Le chef du HCR prévient des graves conséquences du manque de fonds pour aider les réfugiés syriens

BEYROUTH, Liban, 15 mars (HCR) - Le Haut Commissaire des Nations Unies pour les réfugiés António Guterres a réitéré aujourd'hui son appel aux gouvernements pour créer un fonds spécial afin d'aider les réfugiés syriens et les pays qui les accueillent. Il a prévenu que si des contributions pour aider les réfugiés syriens n'étaient pas versées rapidement, les réfugiés seraient privés d'un soutien nécessaire d'urgence et la région pourrait devenir instable.

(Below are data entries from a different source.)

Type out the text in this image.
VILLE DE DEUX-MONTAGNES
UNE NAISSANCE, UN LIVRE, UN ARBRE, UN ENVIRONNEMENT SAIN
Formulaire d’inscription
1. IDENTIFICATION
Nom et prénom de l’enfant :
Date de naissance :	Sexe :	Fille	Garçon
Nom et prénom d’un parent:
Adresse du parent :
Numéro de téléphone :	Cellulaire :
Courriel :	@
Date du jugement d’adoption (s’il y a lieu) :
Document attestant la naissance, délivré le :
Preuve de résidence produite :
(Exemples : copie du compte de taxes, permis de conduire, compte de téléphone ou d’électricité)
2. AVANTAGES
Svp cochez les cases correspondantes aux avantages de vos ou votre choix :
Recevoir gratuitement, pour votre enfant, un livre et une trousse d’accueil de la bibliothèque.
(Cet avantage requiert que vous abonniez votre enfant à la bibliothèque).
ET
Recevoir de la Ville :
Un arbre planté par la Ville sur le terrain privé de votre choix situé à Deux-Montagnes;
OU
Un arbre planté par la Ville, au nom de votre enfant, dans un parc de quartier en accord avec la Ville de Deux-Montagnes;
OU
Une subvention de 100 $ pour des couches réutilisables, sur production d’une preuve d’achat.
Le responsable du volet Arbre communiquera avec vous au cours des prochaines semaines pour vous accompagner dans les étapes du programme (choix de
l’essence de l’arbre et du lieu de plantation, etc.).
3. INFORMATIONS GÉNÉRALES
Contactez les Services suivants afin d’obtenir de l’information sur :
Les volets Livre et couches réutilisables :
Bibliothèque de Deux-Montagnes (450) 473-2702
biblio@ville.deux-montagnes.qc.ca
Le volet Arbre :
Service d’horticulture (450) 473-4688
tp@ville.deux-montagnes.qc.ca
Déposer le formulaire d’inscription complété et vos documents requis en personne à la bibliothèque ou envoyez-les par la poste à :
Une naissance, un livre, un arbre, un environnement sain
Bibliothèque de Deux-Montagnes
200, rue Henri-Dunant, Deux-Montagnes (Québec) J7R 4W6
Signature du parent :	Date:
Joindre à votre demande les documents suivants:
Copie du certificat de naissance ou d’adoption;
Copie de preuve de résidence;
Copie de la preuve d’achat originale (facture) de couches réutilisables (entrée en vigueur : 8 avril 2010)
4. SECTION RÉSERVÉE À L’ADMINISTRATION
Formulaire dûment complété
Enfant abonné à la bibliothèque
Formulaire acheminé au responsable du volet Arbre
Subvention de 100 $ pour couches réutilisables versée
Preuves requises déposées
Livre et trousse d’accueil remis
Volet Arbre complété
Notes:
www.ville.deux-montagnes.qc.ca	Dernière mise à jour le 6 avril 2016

Lors d'une conférence de presse à Beyrouth pour le second anniversaire du début du conflit en Syrie, il a prévenu que l'aide nécessaire d'urgence aux réfugiés pouvait être mise en péril et que la région pourrait devenir instable, si de nouvelles contributions n'étaient pas versées rapidement

António Guterres a évoqué l'écart grandissant entre les besoins et les ressources disponibles. « Un fossé de cette ampleur ne peut certainement pas être comblé par les budgets actuels pour l'aide humanitaire. Nous sommes témoins non seulement d'une tragédie humanitaire mais aussi d'une menace sur la paix et la sécurité au niveau international. C'est une question d'intérêt éclairé. » Il a prévenu que si le conflit continuait « le Moyen-Orient va imploser. »

« Il manque actuellement 700 millions de dollars », a indiqué António Guterres, en notant que les organisations humanitaires n'ont reçu que 30% des fonds nécessaires pour couvrir les besoins essentiels de plus de 1,1 million de réfugiés. Il a fait part de son espoir selon lequel les contributions annoncées lors d'une conférence le 30 janvier dernier à Koweït seraient versées prochainement et consacrées aux efforts des Nations Unies pour l'aide humanitaire.

António Guterres a également appelé la communauté internationale à faire davantage pour alléger la charge portée sur les gouvernements des pays hôtes. Le Liban, qui accueille plus de 350 000 réfugiés, a vu sa population croître de 10% durant l'année passée. « Ce conflit représente une menace potentielle pour le Liban », a-t-il indiqué.

Lors de réunions avec des réfugiés à Ketermaya, au sud de Beyrouth et à Tripoli, António Guterres a écouté leurs témoignages sur les difficultés de trouver des logements et les loyers élevés qu'ils doivent payer. Le manque de fonds entrave des projets innovants pour identifier de nouvelles formes d'hébergement et la rénovation de logements existants.

Des familles réfugiées ont indiqué au Haut Commissaire que leurs enfants sont déscolarisés depuis près de deux ans. Des partenaires comme l'UNICEF ont organisé des classes de rattrapage dans certaines régions du Liban, mais ils voudraient que davantage d'enfants aillent à l'école à plein temps.

Parallèlement, des experts dans le domaine de la santé ont informé António Guterres des risques de diarrhée, d'hépatite A et de gale, si des projets nécessaires d'urgence pour la distribution d'eau et l'assainissement ne sont pas financés. Actuellement, le HCR et ses partenaires couvrent 85% des couts dans le domaine des soins de santé basiques pour les réfugiés qui vont consulter dans des cliniques.

« Le Liban a besoin d'un soutien massif », a-t-il indiqué. « Il ne peut pas tout faire tout seul. »

Le plan régional d'aide aux réfugiés syriens, avec un budget d'un milliard de dollars, détaille la réponse coordonnée de 55 ONG et agences des Nations Unies, dirigée par le HCR. Lancé en décembre 2012, ce plan anticipait que jusqu'à 1,1 million de réfugiés syriens pourraient fuir en Jordanie, au Liban, en Iraq, en Turquie et en Egypte à la mi-2013. On compte actuellement 1,126 million de réfugiés syriens enregistrés ou en attente de l'être, en Jordanie, au Liban, en Iraq, en Turquie et en Egypte, alors que les nouveaux réfugiés arrivent au rythme d'environ 8 000 par jour.

António Guterres a débuté la dernière étape de sa visite dans la région. Il s'était auparavant rendu en Turquie et en Jordanie en début de semaine.